Melhorando os sintomas positivos e negativos com agonistas parciais D2 de dopamina

Os agonistas parciais D2 de dopamina podem melhorar os sintomas positivos e negativos da esquizofrenia e possuem um bom perfil de tolerabilidade. As características exclusivas desses medicamentos podem torná-los o tratamento de escolha em todos os estágios do tratamento da esquizofrenia, conforme apresentado no simpósio satélite do EPA Virtual 2021 (Congresso Virtual da Associação Europeia de Psiquiatria).

O professor Stephen Stahl, da Universidade da Califórnia, Riverside e San Diego, EUA, começou explicando como os agonistas parciais D2 de dopamina podem ajudar a resolver um dilema central no tratamento da esquizofrenia, onde aumentos na atividade dopaminérgica levam a sintomas positivos, enquanto reduções na atividade dopaminérgica levam a sintomas negativos.

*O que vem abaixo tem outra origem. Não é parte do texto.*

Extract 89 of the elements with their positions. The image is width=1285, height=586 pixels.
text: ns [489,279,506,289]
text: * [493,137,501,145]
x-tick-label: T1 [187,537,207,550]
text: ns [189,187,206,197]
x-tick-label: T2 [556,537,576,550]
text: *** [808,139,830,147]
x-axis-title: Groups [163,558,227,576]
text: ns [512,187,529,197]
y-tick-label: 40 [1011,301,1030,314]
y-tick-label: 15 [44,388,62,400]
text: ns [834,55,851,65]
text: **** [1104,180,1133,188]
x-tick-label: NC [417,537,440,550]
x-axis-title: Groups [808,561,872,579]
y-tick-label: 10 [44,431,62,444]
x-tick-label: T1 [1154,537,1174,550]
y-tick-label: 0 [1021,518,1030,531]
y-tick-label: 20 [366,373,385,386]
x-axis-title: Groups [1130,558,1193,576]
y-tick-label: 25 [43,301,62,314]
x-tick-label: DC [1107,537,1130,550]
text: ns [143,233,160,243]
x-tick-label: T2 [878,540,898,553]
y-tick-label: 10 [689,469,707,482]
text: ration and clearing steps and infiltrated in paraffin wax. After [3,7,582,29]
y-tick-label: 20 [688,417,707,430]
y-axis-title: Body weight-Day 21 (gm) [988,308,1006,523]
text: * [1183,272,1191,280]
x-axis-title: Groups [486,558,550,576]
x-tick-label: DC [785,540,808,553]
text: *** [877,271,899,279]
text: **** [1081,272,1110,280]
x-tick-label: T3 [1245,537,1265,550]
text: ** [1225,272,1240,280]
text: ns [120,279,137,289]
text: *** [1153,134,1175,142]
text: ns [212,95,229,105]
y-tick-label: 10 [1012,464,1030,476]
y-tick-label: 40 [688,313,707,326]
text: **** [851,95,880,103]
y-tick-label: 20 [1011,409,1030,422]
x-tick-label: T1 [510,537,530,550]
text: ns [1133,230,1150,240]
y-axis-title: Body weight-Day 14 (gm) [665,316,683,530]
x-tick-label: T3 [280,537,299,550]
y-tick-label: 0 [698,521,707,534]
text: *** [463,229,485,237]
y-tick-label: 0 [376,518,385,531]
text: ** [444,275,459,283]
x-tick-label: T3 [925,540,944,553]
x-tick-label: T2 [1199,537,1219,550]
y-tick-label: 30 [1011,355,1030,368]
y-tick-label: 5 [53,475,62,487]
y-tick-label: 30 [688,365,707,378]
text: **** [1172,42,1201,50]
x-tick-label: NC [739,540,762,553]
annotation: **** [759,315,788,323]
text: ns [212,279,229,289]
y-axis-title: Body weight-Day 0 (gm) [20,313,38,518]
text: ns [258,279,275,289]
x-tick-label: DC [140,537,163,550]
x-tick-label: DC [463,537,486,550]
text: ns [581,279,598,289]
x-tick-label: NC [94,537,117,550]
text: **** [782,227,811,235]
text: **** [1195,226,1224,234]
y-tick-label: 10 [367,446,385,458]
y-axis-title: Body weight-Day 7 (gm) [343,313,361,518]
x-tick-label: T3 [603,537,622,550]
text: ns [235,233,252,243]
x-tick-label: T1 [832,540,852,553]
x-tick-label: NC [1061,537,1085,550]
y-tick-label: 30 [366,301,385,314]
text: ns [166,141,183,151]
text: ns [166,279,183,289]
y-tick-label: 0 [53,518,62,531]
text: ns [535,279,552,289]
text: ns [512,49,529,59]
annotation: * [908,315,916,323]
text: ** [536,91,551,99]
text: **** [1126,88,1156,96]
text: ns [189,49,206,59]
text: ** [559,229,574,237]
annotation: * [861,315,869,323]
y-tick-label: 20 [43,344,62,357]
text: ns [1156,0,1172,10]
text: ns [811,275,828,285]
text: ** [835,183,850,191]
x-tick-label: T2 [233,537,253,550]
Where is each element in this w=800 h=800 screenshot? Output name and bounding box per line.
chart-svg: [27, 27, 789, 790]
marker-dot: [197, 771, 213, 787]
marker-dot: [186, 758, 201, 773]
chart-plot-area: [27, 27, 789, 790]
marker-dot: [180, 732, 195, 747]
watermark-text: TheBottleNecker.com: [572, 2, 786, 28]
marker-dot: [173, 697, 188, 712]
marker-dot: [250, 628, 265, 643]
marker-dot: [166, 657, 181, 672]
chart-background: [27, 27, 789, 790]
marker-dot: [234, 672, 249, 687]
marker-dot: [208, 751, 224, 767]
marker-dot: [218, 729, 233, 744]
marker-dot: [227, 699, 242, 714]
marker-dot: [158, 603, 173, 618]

Agonistas parciais D2 de dopamina possuem a menor propensão para ganho de peso, sedação e parkinsonismo induzido por medicamentos dentre todos os medicamentos antipsicóticos

Os agonistas parciais D2 de dopamina atuam pelo bloqueio dos receptores D2 da dopamina no corpo estriado límbico, de modo a superar a alta atividade da dopamina. Dentro da classe, os diferentes agentes variam em sua atividade em diferentes subtipos de receptores D2, que, por sua vez, variam em sua distribuição pelo cérebro.1-4

A manutenção da adesão é importante para os pacientes em estágio inicial, bem como as diferenças nos perfis de eventos adversos são um aspecto essencial da seleção do tratamento. Os agonistas parciais D2 de dopamina possuem a menor propensão para ganho de peso, sedação e parkinsonismo induzido por medicamentos dentre todos os medicamentos antipsicóticos, explicou o professor Stahl.5-9

Talvez precisemos repensar o tratamento para pacientes virgens de medicamentos

Não temos tendência a utilizar esses agentes logo no início, disse ele, mas podemos precisar repensar isso para pacientes virgens de medicamentos com primeiro episódio de psicose.

 

Eficácia sustentada em estágios intermediários e crônicos

O professor Stephan Leucht, da Universidade de Munique, Alemanha, descreveu os benefícios dos agonistas parciais D2 de dopamina na recaída e na remissão. Em um estudo de longo prazo (de até 72 semanas) de um agonista parcial D2 de dopamina em pacientes com diagnóstico de esquizofrenia de mais de um ano e um episódio psicótico atual com menos de quatro semanas de duração, o tratamento com este tipo de medicamento retardou significativamente o tempo para recaída (326 dias), em comparação com o placebo (92 dias, p = 0,009).10

Quarenta e dois por cento dos pacientes tratados com um agonista parcial permaneceram em remissão por até seis meses consecutivos contra apenas 27% daqueles com placebo.10

As necessidades do paciente vêm em primeiro lugar

A esquizofrenia em estágio avançado envolve episódios recorrentes e persistentes. Para maximizar a eficácia do tratamento nesta fase da doença, o tratamento geralmente envolve combinações de terapia ou visar a recuperação relativa.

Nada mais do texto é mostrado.